コウバン導入 エンジンをかけると、低く唸る音が車内に響いた。ハンドルを握る琥一は、目を細めて小さく息をつく。学生時代からコツコツと貯めていた貯金を頭金に、念願だった車が、ついに自分のものになった。
助手席には美奈子が座っている。小さく拍手なんてしながら、おめでとう、と笑った。
「よかったね、コウちゃん」
「あぁ……ククッ、これで荷物運ぶのも多少楽になんだろ」
琥一はダッシュボードを軽く叩きながら照れくさそうに笑う。ずいぶん前から目をつけていたアメリカンクラシックの車種、色、内装。それがちょうどタイミングよく中古車として売りに出されたのを、琥一は見逃さなかった。

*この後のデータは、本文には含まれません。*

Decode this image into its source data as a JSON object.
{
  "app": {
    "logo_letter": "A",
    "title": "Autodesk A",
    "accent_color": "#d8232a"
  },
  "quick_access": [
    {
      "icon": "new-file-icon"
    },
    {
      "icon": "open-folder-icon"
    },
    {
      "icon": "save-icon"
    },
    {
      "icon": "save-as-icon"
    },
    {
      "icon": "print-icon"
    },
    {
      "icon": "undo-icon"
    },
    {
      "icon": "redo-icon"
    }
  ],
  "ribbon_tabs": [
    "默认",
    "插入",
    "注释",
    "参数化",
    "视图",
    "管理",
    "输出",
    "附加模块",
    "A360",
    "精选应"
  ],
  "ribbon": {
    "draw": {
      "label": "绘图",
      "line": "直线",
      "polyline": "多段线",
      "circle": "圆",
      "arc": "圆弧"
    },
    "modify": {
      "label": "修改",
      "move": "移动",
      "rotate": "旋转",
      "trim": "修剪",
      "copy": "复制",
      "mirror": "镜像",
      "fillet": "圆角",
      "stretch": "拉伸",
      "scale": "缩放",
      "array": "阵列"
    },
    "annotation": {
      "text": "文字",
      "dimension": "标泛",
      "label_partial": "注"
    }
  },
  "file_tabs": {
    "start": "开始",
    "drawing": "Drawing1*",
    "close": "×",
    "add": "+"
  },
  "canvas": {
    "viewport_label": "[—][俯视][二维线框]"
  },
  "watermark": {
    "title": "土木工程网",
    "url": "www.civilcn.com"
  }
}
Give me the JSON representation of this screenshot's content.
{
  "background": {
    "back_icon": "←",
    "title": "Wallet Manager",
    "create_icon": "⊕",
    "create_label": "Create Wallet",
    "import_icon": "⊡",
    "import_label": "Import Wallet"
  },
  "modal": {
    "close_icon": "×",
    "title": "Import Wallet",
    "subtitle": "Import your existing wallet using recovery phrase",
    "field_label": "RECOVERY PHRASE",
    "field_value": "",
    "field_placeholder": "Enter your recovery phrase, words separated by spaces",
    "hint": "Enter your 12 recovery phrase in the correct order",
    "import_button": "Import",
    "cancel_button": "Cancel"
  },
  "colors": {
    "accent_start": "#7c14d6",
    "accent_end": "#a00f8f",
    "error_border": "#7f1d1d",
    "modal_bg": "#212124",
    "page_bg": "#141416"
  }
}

いつか、その日のためにと貯めていた貯金は、全くといっていいほど足りていなかった。が、これを逃しては次いつ好条件の物が出るかわからない、と思い切ってローンを組んだ。
それほどまでに、欲しい車だった。
エンジン音が心地よく響く車内で、琥一はシートに深く座り直し、ステアリングをゆっくりと撫でる。納車してから自分で取り替えた無垢材のそれは、つるりとした光沢が美しい。その感触が手に馴染むのが、たまらなく嬉しかった。
そんな琥一の横顔を見た美奈子は、くすりと笑う。
「ふふ、コウちゃんすごく嬉しそう」
「当たり前だ、ずっとこいつに乗るの、夢だったんだからよ」
バイクで買い出しに行くたびに『物が載らねえ』などとボヤいていた琥一を思い出し、美奈子は目を細めた。ぶつくさ文句を言いながら、SR400を愛おしそうに見つめる琥一が見られなくなるのは少し寂しい気がする。
けれど、少年が新しい玩具を手にした時のように目を輝かせる琥一の様子から、きっと、そんな事は杞憂に過ぎないのだろう。